Image: Police officers are seen at the scene of a shooting near a polling station, in Azusa, California, U.S. November 8, 2016. REUTERS/Mario Anzuoni
By Steve Gorman and Dan Whitcomb
LOS ANGELES (Reuters) – One person was killed and three others were struck by gunfire Tuesday near a polling station in the Southern California town of Azusa, prompting authorities to lock down the polling place, a surrounding park and adjacent schools, officials said.
There was no indication that the incident about 25 miles (40 km) northeast of Los Angeles was related to Election Day, said Deputy Vincent Plair, a spokesman for the Los Angeles County Sheriff’s Department.
But at least one of the victims was hit by gunfire on the way to the polling station to vote, the Los Angeles Times reported, citing a law enforcement source.
The circumstances of the shooting, and even the number of perpetrators, remained murky.
Police responding to a report of gunshots came under fire themselves and were initially pinned down as they arrived on the scene, according to accounts from Azusa police and the sheriff’s department.
Officers returned fire, then surrounded a house where the shooting appeared to have originated, believing they had cornered at least one suspect, a woman carrying an assault rifle with “rapid-fire capability,” inside the dwelling, Azusa Police Chief Steve Hunt told a news conference.
By then, three civilian victims – two female and one male – had already been struck by gunfire, one of them fatally, the chief said.
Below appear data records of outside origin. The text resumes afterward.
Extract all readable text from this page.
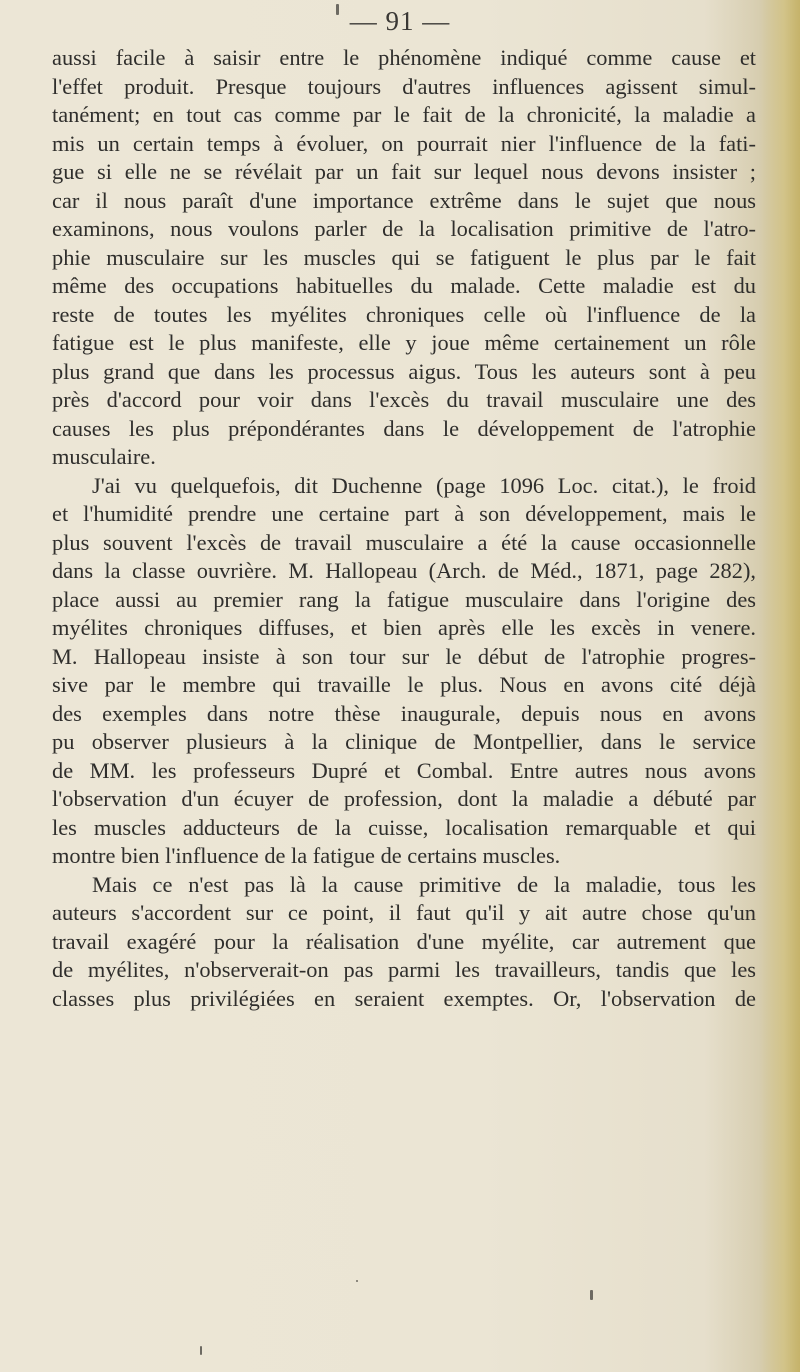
— 91 —
aussi facile à saisir entre le phénomène indiqué comme cause et
l'effet produit. Presque toujours d'autres influences agissent simul-
tanément; en tout cas comme par le fait de la chronicité, la maladie a
mis un certain temps à évoluer, on pourrait nier l'influence de la fati-
gue si elle ne se révélait par un fait sur lequel nous devons insister ;
car il nous paraît d'une importance extrême dans le sujet que nous
examinons, nous voulons parler de la localisation primitive de l'atro-
phie musculaire sur les muscles qui se fatiguent le plus par le fait
même des occupations habituelles du malade. Cette maladie est du
reste de toutes les myélites chroniques celle où l'influence de la
fatigue est le plus manifeste, elle y joue même certainement un rôle
plus grand que dans les processus aigus. Tous les auteurs sont à peu
près d'accord pour voir dans l'excès du travail musculaire une des
causes les plus prépondérantes dans le développement de l'atrophie
musculaire.
J'ai vu quelquefois, dit Duchenne (page 1096 Loc. citat.), le froid
et l'humidité prendre une certaine part à son développement, mais le
plus souvent l'excès de travail musculaire a été la cause occasionnelle
dans la classe ouvrière. M. Hallopeau (Arch. de Méd., 1871, page 282),
place aussi au premier rang la fatigue musculaire dans l'origine des
myélites chroniques diffuses, et bien après elle les excès in venere.
M. Hallopeau insiste à son tour sur le début de l'atrophie progres-
sive par le membre qui travaille le plus. Nous en avons cité déjà
des exemples dans notre thèse inaugurale, depuis nous en avons
pu observer plusieurs à la clinique de Montpellier, dans le service
de MM. les professeurs Dupré et Combal. Entre autres nous avons
l'observation d'un écuyer de profession, dont la maladie a débuté par
les muscles adducteurs de la cuisse, localisation remarquable et qui
montre bien l'influence de la fatigue de certains muscles.
Mais ce n'est pas là la cause primitive de la maladie, tous les
auteurs s'accordent sur ce point, il faut qu'il y ait autre chose qu'un
travail exagéré pour la réalisation d'une myélite, car autrement que
de myélites, n'observerait-on pas parmi les travailleurs, tandis que les
classes plus privilégiées en seraient exemptes. Or, l'observation de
Still a fourth individual whose condition and identity were unknown was left lying motionless – and presumably wounded during the exchange of gunfire – at the doorstep of the house, and might turn out to be the armed woman, Hunt said.
Officers keeping a safe distance on the perimeter of the property had yet to determine whether the person was a suspect or victim, the chief said.
Further complicating the situation, Hunt said, were reports of a possible second suspect, a man. Hunt said the motive behind the shooting remained unclear.
But the incident began around 2 p.m. local time (2200 GMT) as residents of Azusa, like Americans across the country, streamed to the polls to cast ballots in the U.S. presidential race between Democrat Hillary Clinton and Republican Donald Trump.
The Los Angeles County Registrar and Recorder’s office issued a Twitter advisory urging voters to avoid the area around two polling locations, one in Memorial Park and one in Dalton Elementary School, and to cast their ballots at alternate polling sites.
Two other nearby schools, Slauson Middle School and Mountain View Elementary School, were also locked down, and then evacuated, Hunted said.
The Los Angeles Times said the person killed was a man in his 70s.